Why not register to vote in the county you’re at school in (presumably Santa Barbara)?

I got a jury summons in Sonoma County when I was at school in Santa Cruz County, but since I’d brilliantly reregistered to vote in Santa Cruz, I just called Sonoma and told them I didn’t live there anymore. They said “okay”, problem solved.

I’ve been called for Jury Duty twice–once in NY and once in NJ–and served once (in NY). New York doesn’t pay you at all if your employer pays you for days served, unless you get paid less than the jury fee ($40 per day), and then they pay the difference. I didn’t get paid for my 5 days.
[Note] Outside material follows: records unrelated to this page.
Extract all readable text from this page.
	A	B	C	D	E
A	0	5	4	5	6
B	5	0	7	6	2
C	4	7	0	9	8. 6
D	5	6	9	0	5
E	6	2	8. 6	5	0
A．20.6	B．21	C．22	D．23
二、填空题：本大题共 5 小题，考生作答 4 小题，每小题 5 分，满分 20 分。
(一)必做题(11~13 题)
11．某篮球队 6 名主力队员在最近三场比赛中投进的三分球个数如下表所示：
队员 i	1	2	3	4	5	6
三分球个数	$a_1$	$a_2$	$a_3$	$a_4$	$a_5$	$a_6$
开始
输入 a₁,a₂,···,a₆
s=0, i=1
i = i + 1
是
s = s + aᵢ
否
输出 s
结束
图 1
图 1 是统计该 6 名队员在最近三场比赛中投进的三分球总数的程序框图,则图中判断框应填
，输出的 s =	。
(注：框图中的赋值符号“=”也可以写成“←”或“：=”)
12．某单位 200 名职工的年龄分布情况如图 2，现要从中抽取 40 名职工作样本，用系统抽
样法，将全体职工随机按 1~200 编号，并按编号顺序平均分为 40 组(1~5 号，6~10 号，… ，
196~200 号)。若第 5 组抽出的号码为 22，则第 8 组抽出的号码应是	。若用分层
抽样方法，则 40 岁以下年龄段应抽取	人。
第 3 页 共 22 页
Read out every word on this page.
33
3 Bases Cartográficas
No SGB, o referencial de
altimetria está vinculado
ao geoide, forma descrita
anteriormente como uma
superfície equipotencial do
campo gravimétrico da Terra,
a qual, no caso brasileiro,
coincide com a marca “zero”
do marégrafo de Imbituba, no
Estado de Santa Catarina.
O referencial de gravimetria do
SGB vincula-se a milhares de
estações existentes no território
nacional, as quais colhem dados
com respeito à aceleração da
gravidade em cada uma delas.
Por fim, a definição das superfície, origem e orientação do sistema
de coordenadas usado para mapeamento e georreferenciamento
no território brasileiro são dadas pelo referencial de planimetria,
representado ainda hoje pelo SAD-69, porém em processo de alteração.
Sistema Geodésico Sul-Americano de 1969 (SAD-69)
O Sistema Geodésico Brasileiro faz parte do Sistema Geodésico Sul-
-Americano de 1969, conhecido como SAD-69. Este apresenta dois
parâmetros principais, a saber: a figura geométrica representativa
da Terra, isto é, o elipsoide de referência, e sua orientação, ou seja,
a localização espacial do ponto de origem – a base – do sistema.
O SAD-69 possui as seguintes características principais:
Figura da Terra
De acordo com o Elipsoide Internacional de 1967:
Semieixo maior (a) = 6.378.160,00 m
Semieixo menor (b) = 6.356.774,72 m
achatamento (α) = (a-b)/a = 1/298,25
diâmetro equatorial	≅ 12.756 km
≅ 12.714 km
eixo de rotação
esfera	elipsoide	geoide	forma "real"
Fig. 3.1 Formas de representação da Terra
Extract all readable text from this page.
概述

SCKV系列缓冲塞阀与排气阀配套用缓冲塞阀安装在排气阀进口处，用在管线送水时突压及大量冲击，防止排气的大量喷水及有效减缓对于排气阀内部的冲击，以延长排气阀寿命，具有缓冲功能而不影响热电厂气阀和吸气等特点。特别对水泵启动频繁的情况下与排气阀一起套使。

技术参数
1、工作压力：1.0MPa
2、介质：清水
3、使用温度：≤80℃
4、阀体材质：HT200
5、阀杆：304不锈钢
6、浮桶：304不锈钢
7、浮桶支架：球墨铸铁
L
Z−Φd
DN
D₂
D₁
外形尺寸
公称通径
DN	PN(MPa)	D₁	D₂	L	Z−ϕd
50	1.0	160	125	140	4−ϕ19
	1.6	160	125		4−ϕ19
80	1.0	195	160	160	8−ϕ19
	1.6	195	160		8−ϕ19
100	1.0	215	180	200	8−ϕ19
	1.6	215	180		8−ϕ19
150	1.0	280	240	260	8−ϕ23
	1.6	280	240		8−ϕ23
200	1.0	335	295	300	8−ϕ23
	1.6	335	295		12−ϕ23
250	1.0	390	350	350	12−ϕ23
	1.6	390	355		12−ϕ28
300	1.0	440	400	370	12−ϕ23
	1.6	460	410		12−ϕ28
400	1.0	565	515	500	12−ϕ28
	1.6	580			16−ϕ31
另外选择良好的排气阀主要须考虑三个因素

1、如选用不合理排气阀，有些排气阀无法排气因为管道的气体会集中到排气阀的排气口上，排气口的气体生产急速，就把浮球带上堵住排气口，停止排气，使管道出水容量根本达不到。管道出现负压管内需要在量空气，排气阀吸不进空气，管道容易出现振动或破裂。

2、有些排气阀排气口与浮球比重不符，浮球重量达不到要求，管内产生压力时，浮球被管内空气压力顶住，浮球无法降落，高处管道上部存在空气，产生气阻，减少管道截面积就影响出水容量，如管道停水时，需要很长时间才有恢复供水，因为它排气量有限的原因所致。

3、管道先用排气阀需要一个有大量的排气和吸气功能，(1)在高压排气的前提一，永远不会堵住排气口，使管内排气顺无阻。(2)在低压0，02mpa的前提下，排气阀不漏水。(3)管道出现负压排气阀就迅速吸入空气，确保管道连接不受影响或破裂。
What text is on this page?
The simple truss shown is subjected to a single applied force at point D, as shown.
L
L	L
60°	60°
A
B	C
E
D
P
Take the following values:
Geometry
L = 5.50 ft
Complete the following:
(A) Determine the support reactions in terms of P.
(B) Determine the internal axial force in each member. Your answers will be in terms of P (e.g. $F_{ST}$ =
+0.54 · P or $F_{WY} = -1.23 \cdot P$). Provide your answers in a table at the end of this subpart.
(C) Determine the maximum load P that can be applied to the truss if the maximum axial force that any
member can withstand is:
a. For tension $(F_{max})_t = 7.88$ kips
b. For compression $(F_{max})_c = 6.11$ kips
It was a buy-and-bust with 4 defendants. 2 guilty. 2 not. One not guilty on insufficient evidence and one guy who was clearly in the wrong place at the wrong time. 1 of the guilty guys flew the coop just before the verdict was read. I wonder if they ever found him?

I got $5 for serving one day in NJ; I got dismissed from a jury at about 4:00 in the afternoon–so close! I have no idea why the ADA tossed me.

I bet he asked you if you had ever served on a jury before and what the verdict in that case was. If you answered yes, and told him two of the defendants were aquitted, then that is why he tossed you.